Berding hired Koch as an assistant to then-head coach John Harkes in December 2016. Koch, formerly the head coach of Vancouver Whitecaps 2, a USL squad, was also brought on to spearhead FCC’s youth academy project and to serve as director of scouting and analytics. Two months later, on the doorstep of FC Cincinnati’s 2017 season, Harkes was out and Koch was in as FCC’s head coach. FCC went on to finish sixth in the USL’s Eastern Conference, but the club’s league ambitions were impacted by a stunning run to the U.S. Open Cup semifinals, which included wins over MLS clubs Columbus Crew and Chicago Fire.

Sassano, a former MLS player, was hired away from New York Cosmos of the North American Soccer League in March. Both Koch and Sassano are known for their international contacts, with the latter traveling abroad extensively over the summer on scouting trips. Berding, a former Bengals executive who also served on Cincinnati City Council, was the public face of the club’s push for a new stadium and entry into MLS, succeeding on both fronts in spite of serious questions that need to be answered about the social and economic repercussions of a 20,000-plus-seat stadium being constructed in the struggling West End neighborhood.

After FC Cincinnati’s MLS entry became official, Koch, Sassano, and Berding wasted little time upgrading the roster for USL and MLS play. The first two signings were a pair of MLS vets in striker Fanendo Adi (who has already made his mark with a recent wonder goal) and midfielder Fatai Alashe. The two have seven-plus combined seasons of MLS time under their belts as instrumental pieces for the Portland Timbers (where Adi scored 54 goals) and San Jose Earthquakes (where Alashe started 69 games). Swedish international Pa Konate, a left back who was playing in the top division of Italian soccer and has UEFA Champions League experience, also was brought in with an eye on 2019.

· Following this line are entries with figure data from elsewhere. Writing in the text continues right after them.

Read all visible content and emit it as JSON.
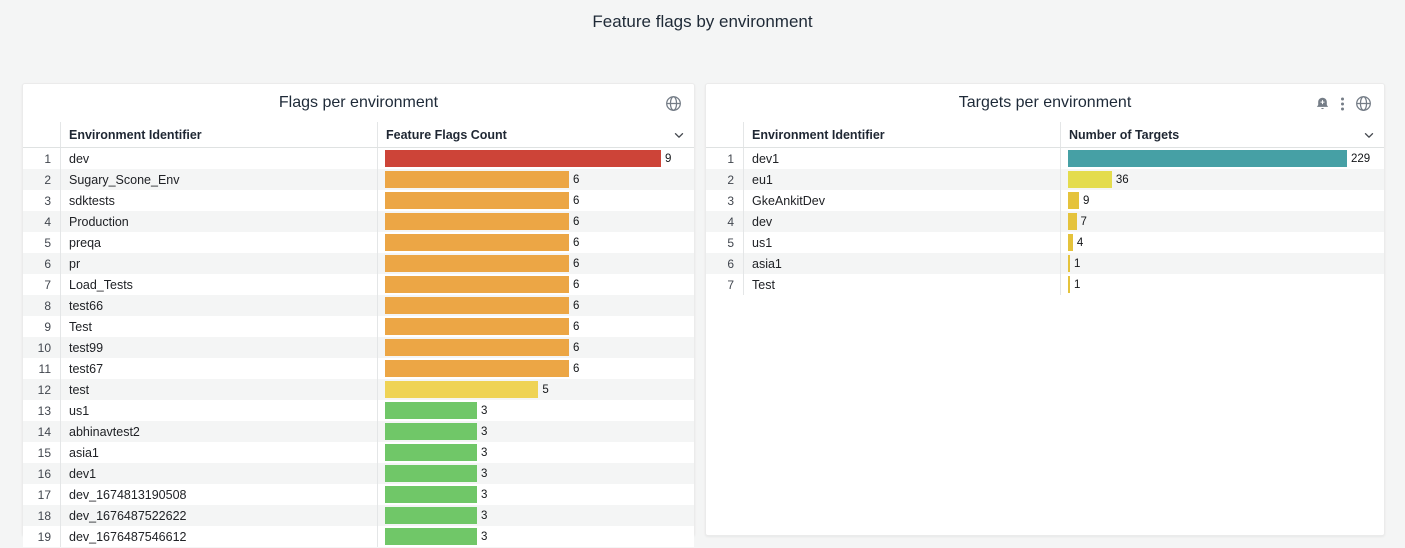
{
  "page": {
    "title": "Feature flags by environment",
    "background": "#f4f5f5",
    "panel_background": "#ffffff"
  },
  "colors": {
    "red": "#cd4438",
    "orange": "#eca645",
    "yellow": "#efd355",
    "green": "#70c768",
    "teal": "#46a0a5",
    "lime_yellow": "#e4dc4d",
    "amber": "#e5c33c"
  },
  "panels": [
    {
      "title": "Flags per environment",
      "header_icons": [
        "globe-icon"
      ],
      "columns": {
        "identifier": "Environment Identifier",
        "value": "Feature Flags Count"
      },
      "chart_type": "bar-gauge-table",
      "value_max": 9,
      "rows": [
        {
          "n": 1,
          "name": "dev",
          "value": 9,
          "color": "#cd4438"
        },
        {
          "n": 2,
          "name": "Sugary_Scone_Env",
          "value": 6,
          "color": "#eca645"
        },
        {
          "n": 3,
          "name": "sdktests",
          "value": 6,
          "color": "#eca645"
        },
        {
          "n": 4,
          "name": "Production",
          "value": 6,
          "color": "#eca645"
        },
        {
          "n": 5,
          "name": "preqa",
          "value": 6,
          "color": "#eca645"
        },
        {
          "n": 6,
          "name": "pr",
          "value": 6,
          "color": "#eca645"
        },
        {
          "n": 7,
          "name": "Load_Tests",
          "value": 6,
          "color": "#eca645"
        },
        {
          "n": 8,
          "name": "test66",
          "value": 6,
          "color": "#eca645"
        },
        {
          "n": 9,
          "name": "Test",
          "value": 6,
          "color": "#eca645"
        },
        {
          "n": 10,
          "name": "test99",
          "value": 6,
          "color": "#eca645"
        },
        {
          "n": 11,
          "name": "test67",
          "value": 6,
          "color": "#eca645"
        },
        {
          "n": 12,
          "name": "test",
          "value": 5,
          "color": "#efd355"
        },
        {
          "n": 13,
          "name": "us1",
          "value": 3,
          "color": "#70c768"
        },
        {
          "n": 14,
          "name": "abhinavtest2",
          "value": 3,
          "color": "#70c768"
        },
        {
          "n": 15,
          "name": "asia1",
          "value": 3,
          "color": "#70c768"
        },
        {
          "n": 16,
          "name": "dev1",
          "value": 3,
          "color": "#70c768"
        },
        {
          "n": 17,
          "name": "dev_1674813190508",
          "value": 3,
          "color": "#70c768"
        },
        {
          "n": 18,
          "name": "dev_1676487522622",
          "value": 3,
          "color": "#70c768"
        },
        {
          "n": 19,
          "name": "dev_1676487546612",
          "value": 3,
          "color": "#70c768"
        }
      ]
    },
    {
      "title": "Targets per environment",
      "header_icons": [
        "bell-plus-icon",
        "kebab-menu-icon",
        "globe-icon"
      ],
      "columns": {
        "identifier": "Environment Identifier",
        "value": "Number of Targets"
      },
      "chart_type": "bar-gauge-table",
      "value_max": 229,
      "rows": [
        {
          "n": 1,
          "name": "dev1",
          "value": 229,
          "color": "#46a0a5"
        },
        {
          "n": 2,
          "name": "eu1",
          "value": 36,
          "color": "#e4dc4d"
        },
        {
          "n": 3,
          "name": "GkeAnkitDev",
          "value": 9,
          "color": "#e5c33c"
        },
        {
          "n": 4,
          "name": "dev",
          "value": 7,
          "color": "#e5c33c"
        },
        {
          "n": 5,
          "name": "us1",
          "value": 4,
          "color": "#e5c33c"
        },
        {
          "n": 6,
          "name": "asia1",
          "value": 1,
          "color": "#e5c33c"
        },
        {
          "n": 7,
          "name": "Test",
          "value": 1,
          "color": "#e5c33c"
        }
      ]
    }
  ]
}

Both Adi and Alashe have already broken into the squad that’s riding an 18-game unbeaten streak heading into Saturday’s match at Penn FC, and have done so seemingly without disturbing the mojo of what’s been the USL’s top squad by a wide margin. FC Cincinnati has morphed into the proverbial downhill snowball, taking out anyone in its path; the club is 16 points clear of Pittsburgh in the Eastern Conference and is the only team to clinch a playoff spot yet as of this writing.

Whenever FC Cincinnati’s season ends, Koch, Sassano, and Berding will turn their full attention to the team’s inaugural MLS roster, which will also be impacted by the expansion draft (last year’s expansion draft allowed LAFC to select five players from other teams under heavy stipulations) and the MLS SuperDraft, an amateur player selection draft similar those conducted by MLB, the NBA, the NFL, and the NHL. FC Cincinnati will own the first overall selection in the SuperDraft.

To this point, Koch, Sassano, and Berding have proven adept enough at balancing FCC’s present with its future. If the club captures a USL championship, followed by a strong offseason that ensures FC Cincinnati is ready to compete in MLS straightway, fans will feel awfully good about the franchise’s future.